Congenital hyperinsulinism in infancy (CHI) is characterized by unregulated insulin secretion from pancreatic β-cells; severe forms are associated with defects in ABCC8 and KCNJ11 genes encoding sulfonylurea receptor 1 (SUR1) and Kir6.2 subunits, which form ATP-sensitive K⁺ (K_ATP) channels in β-cells. Diazoxide therapy often fails in the treatment of CHI and may be a result of reduced cell surface expression of K_ATP channels. We hypothesized that conditions known to facilitate trafficking of cystic fibrosis transmembrane regulator (CFTR) and other proteins in recombinant expression systems might increase surface expression of K_ATP channels in native CHI β-cells.

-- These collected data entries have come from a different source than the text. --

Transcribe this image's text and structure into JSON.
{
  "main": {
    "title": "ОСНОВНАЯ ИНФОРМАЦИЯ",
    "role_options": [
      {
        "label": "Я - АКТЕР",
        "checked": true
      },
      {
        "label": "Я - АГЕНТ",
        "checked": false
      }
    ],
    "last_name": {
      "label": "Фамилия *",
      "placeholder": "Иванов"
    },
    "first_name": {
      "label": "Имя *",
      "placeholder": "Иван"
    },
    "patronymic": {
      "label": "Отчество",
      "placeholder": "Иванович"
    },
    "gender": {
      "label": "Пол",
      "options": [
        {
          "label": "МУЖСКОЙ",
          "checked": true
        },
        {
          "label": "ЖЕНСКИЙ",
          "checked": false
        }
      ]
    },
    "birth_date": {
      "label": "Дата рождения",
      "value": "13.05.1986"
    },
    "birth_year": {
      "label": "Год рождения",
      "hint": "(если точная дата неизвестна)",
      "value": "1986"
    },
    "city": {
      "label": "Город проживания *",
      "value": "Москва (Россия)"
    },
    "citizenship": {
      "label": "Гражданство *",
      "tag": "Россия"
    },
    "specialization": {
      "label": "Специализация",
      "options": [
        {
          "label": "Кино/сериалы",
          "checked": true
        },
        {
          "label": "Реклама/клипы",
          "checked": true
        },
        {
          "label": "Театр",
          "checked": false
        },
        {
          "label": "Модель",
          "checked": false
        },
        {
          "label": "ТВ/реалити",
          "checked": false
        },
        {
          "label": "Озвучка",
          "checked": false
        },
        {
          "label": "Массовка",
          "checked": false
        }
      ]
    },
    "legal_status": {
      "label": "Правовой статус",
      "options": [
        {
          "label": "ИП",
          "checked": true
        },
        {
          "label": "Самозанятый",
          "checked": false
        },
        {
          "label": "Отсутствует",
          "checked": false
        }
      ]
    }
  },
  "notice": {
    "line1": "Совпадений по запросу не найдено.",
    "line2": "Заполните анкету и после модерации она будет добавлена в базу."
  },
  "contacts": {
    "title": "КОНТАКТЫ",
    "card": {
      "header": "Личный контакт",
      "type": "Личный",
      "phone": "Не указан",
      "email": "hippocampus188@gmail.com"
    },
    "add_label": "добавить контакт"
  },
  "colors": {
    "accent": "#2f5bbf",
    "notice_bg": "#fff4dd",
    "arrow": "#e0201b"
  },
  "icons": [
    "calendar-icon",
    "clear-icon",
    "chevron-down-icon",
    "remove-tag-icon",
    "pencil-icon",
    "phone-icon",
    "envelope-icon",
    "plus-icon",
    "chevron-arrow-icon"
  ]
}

Tissue was isolated during pancreatectomy from eight patients with CHI and from adult cadaver organ donors. Patients were screened for mutations in ABCC8 and KCNJ11. Isolated β-cells were maintained at 37°C or 25°C and in the presence of 1) phorbol myristic acid, forskolin and 3-isobutyl-1-methylxanthine, 2) BPDZ 154, or 3) 4-phenylbutyrate. Surface expression of functional channels was assessed by patch-clamp electrophysiology.

Mutations in ABCC8 were detected for all patients tested (n = 7/8) and included three novel mutations. In five of eight patients, no changes in K_ATP channel activity were observed under different cell culture conditions. However, in three patients, in vitro recovery of functional K_ATP channels occurred. Here, we report the first cases of recovery of defective K_ATP channels in human β-cells using modified cell culture conditions.

Our study establishes the principle that chemical modification of K_ATP channel subunit trafficking could be of benefit for the future treatment of CHI.